Killing a big tree isn’t easy. A good systemic disease can do it; a saw can do it, though a ton of tree and plant varieties can be regrown from roots and even cuttings, e.g. just some branch. You have to really try. In some cases, if you saw a tree down you still need to excavate the root system with it to keep the thing from eventually coming back. Figure some trees can put down roots as deep as they are tall—roots that have been known to wreck building foundations, among other things—and that is some resilience.
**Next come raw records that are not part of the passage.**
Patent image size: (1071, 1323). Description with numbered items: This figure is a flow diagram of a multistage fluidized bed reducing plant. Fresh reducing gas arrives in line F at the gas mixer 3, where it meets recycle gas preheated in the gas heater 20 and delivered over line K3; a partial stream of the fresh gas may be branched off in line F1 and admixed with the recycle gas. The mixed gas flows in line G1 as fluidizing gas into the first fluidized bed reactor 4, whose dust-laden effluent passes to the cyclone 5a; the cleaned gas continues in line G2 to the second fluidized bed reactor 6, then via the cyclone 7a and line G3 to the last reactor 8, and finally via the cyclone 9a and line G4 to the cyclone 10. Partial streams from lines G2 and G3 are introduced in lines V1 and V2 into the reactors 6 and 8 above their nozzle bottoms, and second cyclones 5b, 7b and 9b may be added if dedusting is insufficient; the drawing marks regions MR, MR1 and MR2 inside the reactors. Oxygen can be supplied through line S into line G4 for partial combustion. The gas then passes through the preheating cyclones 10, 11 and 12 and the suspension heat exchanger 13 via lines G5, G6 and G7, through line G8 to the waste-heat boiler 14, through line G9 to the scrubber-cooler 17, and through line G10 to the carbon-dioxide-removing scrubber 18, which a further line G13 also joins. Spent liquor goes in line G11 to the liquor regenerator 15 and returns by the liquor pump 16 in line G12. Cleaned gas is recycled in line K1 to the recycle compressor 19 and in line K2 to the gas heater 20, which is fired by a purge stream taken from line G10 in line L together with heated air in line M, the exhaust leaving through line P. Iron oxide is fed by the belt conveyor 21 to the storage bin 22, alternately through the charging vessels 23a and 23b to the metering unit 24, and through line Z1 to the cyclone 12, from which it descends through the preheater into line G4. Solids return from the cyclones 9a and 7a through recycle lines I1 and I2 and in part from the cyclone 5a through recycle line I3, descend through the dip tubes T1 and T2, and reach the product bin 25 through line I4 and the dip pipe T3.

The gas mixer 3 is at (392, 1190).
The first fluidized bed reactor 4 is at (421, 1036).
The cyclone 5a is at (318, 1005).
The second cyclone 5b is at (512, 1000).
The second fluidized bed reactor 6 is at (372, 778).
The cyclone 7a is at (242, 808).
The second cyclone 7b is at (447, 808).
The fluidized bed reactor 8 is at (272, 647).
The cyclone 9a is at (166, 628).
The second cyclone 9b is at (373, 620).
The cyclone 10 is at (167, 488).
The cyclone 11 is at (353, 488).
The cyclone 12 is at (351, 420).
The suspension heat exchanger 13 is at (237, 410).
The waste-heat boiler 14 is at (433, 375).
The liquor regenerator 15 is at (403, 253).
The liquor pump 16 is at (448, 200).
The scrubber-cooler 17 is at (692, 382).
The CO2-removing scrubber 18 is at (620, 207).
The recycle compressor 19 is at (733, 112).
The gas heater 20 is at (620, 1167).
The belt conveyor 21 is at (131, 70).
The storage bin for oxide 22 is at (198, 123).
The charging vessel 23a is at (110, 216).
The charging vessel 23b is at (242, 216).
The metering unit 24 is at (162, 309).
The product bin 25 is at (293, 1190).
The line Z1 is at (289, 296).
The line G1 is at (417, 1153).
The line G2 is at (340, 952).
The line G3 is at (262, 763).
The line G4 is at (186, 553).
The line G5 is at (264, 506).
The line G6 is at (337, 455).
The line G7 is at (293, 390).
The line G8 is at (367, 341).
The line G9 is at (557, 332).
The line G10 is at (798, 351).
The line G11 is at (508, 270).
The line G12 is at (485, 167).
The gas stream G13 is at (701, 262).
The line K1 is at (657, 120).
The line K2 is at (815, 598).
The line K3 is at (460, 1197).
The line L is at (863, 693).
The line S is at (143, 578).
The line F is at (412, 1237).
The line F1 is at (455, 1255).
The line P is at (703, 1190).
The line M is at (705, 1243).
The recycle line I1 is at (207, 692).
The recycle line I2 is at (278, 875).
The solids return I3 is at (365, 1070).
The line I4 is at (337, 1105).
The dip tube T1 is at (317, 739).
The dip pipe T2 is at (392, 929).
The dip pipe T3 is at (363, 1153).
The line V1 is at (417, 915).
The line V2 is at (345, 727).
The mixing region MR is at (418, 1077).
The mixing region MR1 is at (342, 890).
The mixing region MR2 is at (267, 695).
A parks department in Hong Kong, however, managed to kill a 400-year-old banyan tree without even trying. The tree, known as 'King Banyan', is the city’s oldest, dating back to the Qing dynasty. It stands over 70 feet tall and spreads laterally another 70 feet. King Banyan survived a 2007 typhoon that tore off a full third of the beast, but its demise comes courtesy of “improper park design.” In 1989, a portion of the park was filled in with concrete and additional soil to make it level. The concrete essentially starved and suffocated the tree, preventing oxygen, water, and nutrients from getting to its roots.
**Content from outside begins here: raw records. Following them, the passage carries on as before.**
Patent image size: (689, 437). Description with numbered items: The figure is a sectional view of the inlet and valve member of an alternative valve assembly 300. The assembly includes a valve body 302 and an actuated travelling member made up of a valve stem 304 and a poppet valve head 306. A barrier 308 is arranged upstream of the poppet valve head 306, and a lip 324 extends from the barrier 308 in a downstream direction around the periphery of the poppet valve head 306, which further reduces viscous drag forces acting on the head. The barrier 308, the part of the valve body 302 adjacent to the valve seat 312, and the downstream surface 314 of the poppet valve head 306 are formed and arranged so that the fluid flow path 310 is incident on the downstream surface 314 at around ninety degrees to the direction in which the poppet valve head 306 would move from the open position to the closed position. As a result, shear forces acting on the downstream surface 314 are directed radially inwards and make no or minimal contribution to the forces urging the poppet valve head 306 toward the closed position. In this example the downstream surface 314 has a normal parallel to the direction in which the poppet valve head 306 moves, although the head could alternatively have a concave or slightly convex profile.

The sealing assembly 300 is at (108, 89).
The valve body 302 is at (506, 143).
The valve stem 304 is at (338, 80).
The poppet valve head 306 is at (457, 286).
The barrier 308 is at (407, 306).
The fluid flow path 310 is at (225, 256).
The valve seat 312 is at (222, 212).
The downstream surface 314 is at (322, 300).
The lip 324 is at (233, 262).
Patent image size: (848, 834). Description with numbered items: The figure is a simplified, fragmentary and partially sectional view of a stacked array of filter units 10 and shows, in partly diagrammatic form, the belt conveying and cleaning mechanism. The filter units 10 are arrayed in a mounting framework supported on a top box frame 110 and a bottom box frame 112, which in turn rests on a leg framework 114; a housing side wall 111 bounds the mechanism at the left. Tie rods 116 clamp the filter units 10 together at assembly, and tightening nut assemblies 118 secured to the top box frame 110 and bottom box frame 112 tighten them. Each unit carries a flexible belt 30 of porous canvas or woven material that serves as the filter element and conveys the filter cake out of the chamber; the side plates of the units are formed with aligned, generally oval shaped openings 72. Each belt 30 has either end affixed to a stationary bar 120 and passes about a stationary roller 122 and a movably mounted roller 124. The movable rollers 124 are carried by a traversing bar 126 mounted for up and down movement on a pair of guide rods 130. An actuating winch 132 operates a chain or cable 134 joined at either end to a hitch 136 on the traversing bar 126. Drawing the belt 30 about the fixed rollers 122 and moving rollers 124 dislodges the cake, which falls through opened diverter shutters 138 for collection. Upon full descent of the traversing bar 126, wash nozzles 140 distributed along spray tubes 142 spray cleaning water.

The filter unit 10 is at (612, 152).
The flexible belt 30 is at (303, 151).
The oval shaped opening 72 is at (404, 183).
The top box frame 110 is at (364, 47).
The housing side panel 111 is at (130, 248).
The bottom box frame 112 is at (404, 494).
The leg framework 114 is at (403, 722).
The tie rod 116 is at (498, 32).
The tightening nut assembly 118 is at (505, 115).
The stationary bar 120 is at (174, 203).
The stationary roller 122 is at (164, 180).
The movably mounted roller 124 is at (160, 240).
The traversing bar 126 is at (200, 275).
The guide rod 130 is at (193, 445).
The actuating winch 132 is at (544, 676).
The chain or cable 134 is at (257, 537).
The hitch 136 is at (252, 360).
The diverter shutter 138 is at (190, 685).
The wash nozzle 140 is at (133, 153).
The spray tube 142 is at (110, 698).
"Burying trees with compacted soil and concrete will not give you a strong tree," Hong Kong University’s Jim Chi-yung told AFP. King Banyan remains alive, but it’s slated for removal in September. The weakened and suffocating tree succumbed to a fungal infection, which now threatens other trees in the area, hence the removal. Roots suffering from the infection, brown root rot disease, typically must be incinerated to prevent the fungus from spreading.
"No other banyan tree was as old as this one, none was as big as this one," said Jim. “The whole saga is avoidable and unnecessary. It is a very sad picture."